Near Miss Concept

The key to successful implementation of machine learning is data. A consequence of the low number of failures experienced on the railway network is that training (learning) on such a statistically insignificant dataset is not possible. Heinrich introduced the concept of the safety triangle, See Figure below in which the near miss concept as an indicator of risk was formulated. The idea has been widely applied across a number of industries including rail. The Confidential Incident Reporting & Analysis System (CIRAS) developed at the University of Strathclyde has been implemented in the UK since the 1999 Ladbroke Grove rail crash.

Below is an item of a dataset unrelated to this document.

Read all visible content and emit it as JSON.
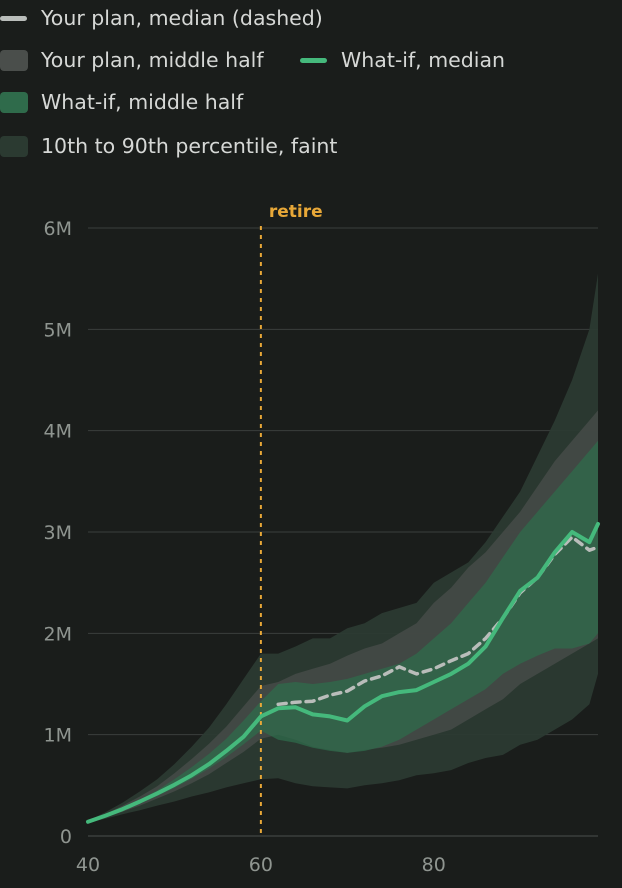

For the near miss approach to make sense there must be direct causal predictors of later, more serious, accidents, this assumption is based upon the common cause hypothesis or the assumption that near misses and accidents have the same relative causal patterns. Wright and Van der Shaaf (2004) tested the hypothesis using data from UK rail industry that included 46 formal inquiry reports, 88 signal passed at danger (SPAD) reports and 106 Confidential Incident Reporting and Analysis System (CIRAS) reports and found that for the rail sector the common cause hypothesis was valid. For model training purposes the GoSAFE RAIL project will develop safety indicators with reference to Directive 2004/49/EC.

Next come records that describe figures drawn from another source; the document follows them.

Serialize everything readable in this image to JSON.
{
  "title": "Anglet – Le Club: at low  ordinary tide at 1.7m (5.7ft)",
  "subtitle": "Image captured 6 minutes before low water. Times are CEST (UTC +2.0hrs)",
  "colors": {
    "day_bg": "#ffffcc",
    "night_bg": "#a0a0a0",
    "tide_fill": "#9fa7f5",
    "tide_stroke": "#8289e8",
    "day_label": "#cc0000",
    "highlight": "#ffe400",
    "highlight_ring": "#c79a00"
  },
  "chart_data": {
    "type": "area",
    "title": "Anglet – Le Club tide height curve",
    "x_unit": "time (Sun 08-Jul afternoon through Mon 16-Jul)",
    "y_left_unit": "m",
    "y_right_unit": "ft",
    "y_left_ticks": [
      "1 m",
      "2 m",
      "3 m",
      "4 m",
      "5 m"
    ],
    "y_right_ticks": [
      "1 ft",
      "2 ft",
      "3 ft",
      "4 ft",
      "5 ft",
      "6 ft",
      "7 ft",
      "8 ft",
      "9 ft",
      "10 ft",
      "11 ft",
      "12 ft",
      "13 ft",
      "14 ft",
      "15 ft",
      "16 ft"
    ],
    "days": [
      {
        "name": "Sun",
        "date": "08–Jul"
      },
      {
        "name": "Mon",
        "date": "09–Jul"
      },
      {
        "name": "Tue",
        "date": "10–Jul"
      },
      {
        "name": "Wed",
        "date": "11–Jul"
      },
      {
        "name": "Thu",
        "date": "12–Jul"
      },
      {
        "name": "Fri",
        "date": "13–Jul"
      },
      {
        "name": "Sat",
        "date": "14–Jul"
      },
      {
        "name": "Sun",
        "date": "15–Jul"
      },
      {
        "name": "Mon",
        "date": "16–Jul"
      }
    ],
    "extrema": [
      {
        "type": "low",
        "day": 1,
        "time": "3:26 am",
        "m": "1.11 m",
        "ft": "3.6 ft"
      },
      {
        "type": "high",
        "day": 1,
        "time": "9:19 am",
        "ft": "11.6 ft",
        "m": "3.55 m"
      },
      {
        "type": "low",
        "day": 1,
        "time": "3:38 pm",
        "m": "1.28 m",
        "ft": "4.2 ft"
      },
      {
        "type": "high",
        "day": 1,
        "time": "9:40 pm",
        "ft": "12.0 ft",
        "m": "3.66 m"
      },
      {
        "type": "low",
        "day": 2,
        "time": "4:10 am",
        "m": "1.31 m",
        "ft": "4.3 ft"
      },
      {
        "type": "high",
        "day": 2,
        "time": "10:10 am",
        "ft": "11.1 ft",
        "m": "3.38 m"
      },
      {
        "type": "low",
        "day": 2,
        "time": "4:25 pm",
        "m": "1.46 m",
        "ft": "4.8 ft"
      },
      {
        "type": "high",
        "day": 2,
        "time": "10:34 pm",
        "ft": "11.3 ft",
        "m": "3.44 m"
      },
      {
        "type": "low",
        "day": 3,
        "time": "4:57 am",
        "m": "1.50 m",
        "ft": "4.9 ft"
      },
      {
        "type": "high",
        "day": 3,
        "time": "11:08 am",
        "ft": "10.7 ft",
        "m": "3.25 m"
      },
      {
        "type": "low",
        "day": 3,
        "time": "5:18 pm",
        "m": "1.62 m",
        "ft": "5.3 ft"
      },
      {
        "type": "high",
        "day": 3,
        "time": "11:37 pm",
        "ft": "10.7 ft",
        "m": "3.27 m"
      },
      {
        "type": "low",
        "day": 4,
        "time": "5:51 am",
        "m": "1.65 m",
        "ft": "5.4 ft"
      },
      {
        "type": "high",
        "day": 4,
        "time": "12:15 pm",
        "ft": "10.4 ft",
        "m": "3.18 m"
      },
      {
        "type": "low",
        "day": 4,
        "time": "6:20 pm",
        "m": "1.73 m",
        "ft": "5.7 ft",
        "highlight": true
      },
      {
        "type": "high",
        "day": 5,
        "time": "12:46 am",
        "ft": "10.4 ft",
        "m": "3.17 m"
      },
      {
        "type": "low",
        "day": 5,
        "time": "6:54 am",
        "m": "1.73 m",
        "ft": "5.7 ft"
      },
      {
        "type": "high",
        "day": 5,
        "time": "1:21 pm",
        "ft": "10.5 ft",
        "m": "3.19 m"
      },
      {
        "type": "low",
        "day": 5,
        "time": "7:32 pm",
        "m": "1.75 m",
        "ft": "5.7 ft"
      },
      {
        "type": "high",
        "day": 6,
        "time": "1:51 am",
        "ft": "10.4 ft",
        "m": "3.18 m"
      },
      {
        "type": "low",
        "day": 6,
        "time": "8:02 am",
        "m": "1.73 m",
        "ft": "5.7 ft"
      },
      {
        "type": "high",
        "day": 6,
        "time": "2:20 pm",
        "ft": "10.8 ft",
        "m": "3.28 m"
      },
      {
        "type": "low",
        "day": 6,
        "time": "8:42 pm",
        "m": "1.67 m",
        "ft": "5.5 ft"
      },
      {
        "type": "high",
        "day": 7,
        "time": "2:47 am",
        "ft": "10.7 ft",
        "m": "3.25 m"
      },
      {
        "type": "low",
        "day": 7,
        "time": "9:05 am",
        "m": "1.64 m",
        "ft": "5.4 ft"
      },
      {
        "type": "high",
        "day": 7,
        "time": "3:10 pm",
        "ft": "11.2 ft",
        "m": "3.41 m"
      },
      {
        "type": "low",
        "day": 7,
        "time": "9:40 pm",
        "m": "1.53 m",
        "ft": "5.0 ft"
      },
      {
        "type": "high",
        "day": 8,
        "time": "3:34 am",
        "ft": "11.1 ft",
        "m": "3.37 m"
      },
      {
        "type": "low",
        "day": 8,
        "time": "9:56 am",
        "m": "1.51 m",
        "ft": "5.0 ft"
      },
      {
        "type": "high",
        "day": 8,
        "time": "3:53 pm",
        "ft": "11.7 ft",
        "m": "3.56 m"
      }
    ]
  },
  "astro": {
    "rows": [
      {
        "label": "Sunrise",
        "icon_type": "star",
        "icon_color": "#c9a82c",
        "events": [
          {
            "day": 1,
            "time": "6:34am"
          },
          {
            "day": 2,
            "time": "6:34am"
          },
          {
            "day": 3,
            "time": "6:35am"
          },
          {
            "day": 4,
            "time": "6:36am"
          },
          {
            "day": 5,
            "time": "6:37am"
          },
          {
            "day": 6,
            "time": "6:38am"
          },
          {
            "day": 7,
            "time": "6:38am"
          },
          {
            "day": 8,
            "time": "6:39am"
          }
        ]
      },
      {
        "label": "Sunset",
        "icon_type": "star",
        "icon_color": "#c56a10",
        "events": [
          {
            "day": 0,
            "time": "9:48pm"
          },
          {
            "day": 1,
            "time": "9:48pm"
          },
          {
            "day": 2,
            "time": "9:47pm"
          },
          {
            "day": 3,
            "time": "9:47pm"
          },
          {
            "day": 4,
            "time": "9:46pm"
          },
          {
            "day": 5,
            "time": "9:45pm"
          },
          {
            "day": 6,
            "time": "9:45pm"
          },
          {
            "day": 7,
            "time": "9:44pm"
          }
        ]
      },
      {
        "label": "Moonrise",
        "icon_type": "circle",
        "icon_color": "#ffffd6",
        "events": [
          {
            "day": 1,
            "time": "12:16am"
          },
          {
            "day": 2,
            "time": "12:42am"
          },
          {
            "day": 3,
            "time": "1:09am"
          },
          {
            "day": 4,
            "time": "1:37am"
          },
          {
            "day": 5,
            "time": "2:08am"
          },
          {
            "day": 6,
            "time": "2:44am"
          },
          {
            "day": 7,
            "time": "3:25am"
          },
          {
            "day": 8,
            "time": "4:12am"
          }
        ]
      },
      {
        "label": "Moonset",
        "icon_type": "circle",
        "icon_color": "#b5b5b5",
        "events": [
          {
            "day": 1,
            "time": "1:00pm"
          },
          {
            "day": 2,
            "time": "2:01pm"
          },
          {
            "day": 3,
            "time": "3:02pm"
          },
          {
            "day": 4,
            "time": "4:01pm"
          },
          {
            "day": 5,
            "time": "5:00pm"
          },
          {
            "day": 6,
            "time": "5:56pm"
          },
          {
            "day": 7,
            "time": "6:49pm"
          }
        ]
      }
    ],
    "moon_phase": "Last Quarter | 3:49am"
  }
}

The failure mechanism for many failure modes is well understood. For example shallow translational slope failures are becoming a more common problem along many networks. Fourie et al. (1996), Gavin and Xue (2009) and others identify the reduction of soil suction as a result of rainfall infiltration as being the primary cause of these failures. Martinovic et al (2016) analyse data from 500 minor slope failures on the Irish Rail network and using machine learning techniques establish a link between past rainfall and failures, the impact of increased rainfall (or climate change) can then be considered using climate models. In the GoSAFE rail project the researchers will develop these techniques for other failure modes; notably for bridges, tunnels and level crossings.

In addition to the issue related to lack of failure incidents to allow for model training (in an AI sense), another challenge for the application of machine learning on rail networks is that there is unlikely to be a link between consequences and events of a given scale (e.g. a major rainfall event). This is because Railway IM’s routinely use speed limitations to minimise the risk of a train derailment etc. So whilst there may be a link between incident severities there will not be the same link with consequence as the operators manage this risk by operational means (restricting capacity). For example the link between the rainfall and shallow landslides is clear. When periods of high rainfall are predicted IM’s use colour coded rainfall thresholds to control line speeds. Thus the hazard is elevated, however the lower speed reduces the likelihood that a train will collide with a landslide and therefore the risk is reduced. This is an effective solution from a safety (or risk) perspective but inefficient in terms of network capacity. The GoSAFE RAIL project will provide solutions in terms of understanding the hazard better and incorporating better estimates of the risk of failure with the microsimulation of network flows to optimise the risk vs. capacity issue.